It's not the biggest black hole ever found, but it's astonishingly young. The giant appears to have swelled to its enormous size only 875 million years after the big bang, when the universe was just 6 percent of its current age. That's a surprise, astronomers report Wednesday in the journal Nature, because giant black holes are thought to grow relatively slowly by vacuuming up gas and even stars that venture too close.
"How do you build such a big black hole in such a short time?" asks Xue-Bing Wu of China's Peking University, lead author of the study.

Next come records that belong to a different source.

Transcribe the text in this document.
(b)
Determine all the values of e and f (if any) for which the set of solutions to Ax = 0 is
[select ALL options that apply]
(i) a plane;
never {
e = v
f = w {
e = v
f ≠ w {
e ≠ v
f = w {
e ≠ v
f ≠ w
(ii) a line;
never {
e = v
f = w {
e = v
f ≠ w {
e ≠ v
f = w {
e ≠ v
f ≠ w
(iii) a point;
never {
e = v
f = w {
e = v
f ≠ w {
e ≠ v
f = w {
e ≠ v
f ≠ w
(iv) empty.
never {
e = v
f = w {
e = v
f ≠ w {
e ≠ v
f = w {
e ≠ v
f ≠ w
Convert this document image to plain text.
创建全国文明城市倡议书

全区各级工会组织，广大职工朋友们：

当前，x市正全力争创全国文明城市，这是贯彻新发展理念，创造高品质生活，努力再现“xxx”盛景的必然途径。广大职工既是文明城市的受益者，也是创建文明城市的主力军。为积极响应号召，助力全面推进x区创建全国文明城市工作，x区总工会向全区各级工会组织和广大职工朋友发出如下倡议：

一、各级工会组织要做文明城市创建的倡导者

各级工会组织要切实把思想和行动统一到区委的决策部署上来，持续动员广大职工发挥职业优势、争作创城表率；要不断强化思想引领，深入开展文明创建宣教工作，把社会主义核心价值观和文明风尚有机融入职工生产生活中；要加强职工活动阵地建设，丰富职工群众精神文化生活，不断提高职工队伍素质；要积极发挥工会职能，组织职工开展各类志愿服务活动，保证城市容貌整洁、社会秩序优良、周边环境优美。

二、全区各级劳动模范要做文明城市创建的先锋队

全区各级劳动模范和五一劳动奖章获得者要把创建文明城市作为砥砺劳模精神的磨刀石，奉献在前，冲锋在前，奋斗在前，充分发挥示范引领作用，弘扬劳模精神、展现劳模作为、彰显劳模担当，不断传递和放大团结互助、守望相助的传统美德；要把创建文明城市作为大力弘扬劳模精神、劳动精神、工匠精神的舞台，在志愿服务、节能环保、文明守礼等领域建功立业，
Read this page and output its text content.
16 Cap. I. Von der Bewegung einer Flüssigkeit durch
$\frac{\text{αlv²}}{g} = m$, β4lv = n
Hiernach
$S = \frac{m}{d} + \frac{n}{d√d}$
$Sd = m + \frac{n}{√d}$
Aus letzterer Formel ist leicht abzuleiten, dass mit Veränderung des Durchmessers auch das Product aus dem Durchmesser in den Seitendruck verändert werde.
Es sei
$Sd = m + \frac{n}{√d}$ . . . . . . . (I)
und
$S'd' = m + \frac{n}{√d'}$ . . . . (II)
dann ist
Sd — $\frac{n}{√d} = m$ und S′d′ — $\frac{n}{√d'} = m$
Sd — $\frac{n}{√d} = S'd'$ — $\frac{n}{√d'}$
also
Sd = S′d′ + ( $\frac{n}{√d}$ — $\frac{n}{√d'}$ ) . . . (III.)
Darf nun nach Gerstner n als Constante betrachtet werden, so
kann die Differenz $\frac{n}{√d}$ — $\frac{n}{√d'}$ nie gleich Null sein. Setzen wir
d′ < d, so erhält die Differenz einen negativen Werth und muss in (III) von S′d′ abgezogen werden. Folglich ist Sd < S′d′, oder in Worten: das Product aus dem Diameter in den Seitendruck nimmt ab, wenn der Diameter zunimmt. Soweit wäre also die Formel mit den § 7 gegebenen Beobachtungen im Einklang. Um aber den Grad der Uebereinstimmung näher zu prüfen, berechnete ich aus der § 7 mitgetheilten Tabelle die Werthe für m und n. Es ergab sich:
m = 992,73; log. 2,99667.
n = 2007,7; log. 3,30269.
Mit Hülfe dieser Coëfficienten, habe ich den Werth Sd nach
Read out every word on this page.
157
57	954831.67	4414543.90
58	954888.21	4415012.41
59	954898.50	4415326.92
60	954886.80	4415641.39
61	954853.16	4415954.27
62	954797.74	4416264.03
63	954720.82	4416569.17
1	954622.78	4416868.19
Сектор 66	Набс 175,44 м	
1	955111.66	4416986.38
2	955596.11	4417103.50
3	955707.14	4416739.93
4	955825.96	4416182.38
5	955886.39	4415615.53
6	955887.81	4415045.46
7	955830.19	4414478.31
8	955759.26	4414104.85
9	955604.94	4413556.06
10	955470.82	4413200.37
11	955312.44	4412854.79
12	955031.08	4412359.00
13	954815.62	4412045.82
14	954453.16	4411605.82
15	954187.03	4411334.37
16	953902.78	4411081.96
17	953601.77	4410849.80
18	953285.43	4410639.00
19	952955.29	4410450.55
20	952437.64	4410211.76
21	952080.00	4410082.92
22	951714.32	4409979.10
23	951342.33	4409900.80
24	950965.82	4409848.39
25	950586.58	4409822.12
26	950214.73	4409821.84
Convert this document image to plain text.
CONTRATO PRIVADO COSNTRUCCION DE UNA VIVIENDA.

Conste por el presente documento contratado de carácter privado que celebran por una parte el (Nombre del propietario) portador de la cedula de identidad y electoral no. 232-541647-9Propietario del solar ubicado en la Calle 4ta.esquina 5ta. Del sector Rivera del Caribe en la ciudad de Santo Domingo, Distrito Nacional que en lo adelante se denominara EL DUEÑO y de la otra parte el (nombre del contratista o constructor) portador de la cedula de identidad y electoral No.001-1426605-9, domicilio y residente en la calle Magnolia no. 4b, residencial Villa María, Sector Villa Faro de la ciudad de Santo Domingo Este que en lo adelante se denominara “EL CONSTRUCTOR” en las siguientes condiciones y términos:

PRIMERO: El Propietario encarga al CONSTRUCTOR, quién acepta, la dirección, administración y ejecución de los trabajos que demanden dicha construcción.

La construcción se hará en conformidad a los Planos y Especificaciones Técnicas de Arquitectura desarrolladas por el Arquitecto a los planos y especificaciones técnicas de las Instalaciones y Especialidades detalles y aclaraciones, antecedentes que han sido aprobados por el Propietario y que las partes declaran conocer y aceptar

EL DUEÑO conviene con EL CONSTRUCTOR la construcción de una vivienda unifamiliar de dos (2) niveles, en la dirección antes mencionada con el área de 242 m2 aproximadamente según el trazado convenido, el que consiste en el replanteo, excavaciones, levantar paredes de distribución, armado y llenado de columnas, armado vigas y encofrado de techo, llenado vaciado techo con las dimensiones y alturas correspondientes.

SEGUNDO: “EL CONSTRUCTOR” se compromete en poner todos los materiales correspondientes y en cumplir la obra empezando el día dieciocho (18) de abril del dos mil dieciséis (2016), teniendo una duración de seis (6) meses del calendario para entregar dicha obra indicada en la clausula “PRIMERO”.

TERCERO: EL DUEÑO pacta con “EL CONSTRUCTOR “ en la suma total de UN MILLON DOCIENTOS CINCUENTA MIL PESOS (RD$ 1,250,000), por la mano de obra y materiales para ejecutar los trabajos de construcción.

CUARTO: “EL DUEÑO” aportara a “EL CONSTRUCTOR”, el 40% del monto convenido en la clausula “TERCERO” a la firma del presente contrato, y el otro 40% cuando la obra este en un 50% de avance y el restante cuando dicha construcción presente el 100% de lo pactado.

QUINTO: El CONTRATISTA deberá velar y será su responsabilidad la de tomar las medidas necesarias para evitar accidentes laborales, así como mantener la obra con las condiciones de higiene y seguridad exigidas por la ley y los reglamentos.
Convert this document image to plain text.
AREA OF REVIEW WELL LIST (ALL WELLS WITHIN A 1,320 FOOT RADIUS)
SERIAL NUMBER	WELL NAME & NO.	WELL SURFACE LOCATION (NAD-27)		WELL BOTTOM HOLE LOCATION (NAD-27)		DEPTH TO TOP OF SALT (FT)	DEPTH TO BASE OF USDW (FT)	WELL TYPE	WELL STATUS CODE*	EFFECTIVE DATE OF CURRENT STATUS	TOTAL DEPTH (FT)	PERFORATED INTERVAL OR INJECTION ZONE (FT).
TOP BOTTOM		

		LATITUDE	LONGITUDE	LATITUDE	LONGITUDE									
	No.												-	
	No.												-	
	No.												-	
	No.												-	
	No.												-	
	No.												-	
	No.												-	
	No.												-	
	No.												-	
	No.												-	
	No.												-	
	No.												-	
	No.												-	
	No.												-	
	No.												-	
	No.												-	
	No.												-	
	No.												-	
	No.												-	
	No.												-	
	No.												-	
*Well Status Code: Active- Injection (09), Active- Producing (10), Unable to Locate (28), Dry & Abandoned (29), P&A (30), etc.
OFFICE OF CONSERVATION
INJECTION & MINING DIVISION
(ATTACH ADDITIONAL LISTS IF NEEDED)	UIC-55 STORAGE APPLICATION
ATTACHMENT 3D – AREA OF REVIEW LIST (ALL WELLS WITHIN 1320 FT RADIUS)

Wu and his colleagues didn't see the black hole directly, since by definition it has such powerful gravity that nothing, including light, can escape from it. Instead, using telescopes in China, Hawaii, Arizona, and Chile, the team spotted a quasar, a powerful object lit by a brilliant glow of gas that heats up as it tries to squeeze itself into the black hole itself.
"This is the biggest monster we've ever detected in terms of luminosity," says Avi Loeb, chair of the Harvard astronomy department, who was not involved in the research. It's about 40,000 times as bright as the entire Milky Way, Loeb says.
All major galaxies, including the Milky Way, have massive black holes at their cores, but not all of these are surrounded by superheated gas. The ones that are are known as quasars. And here, too, the newly discovered object, known as SDSS J010013.021280225.8, is extreme.
Like all quasars, the new object looks like an ordinary star. It's just a pinpoint of light, even through the most powerful telescopes. Only when astronomers analyzed the light in detail did they realize how fast it's moving away from Earth, and thus how far away it is (in an expanding universe, the most distant objects fly apart from each other the fastest). That told them how long the light from the quasar has been en route to Earth: about 12 billion years.
The quasar's extraordinary brightness tells the astronomers just how powerfully gas is being heated, which in turn tells them how astonishingly massive the underlying black hole is. "We've seen other quasars from this period," says Wu, "but none of them has a mass of more than three billion times that of the sun."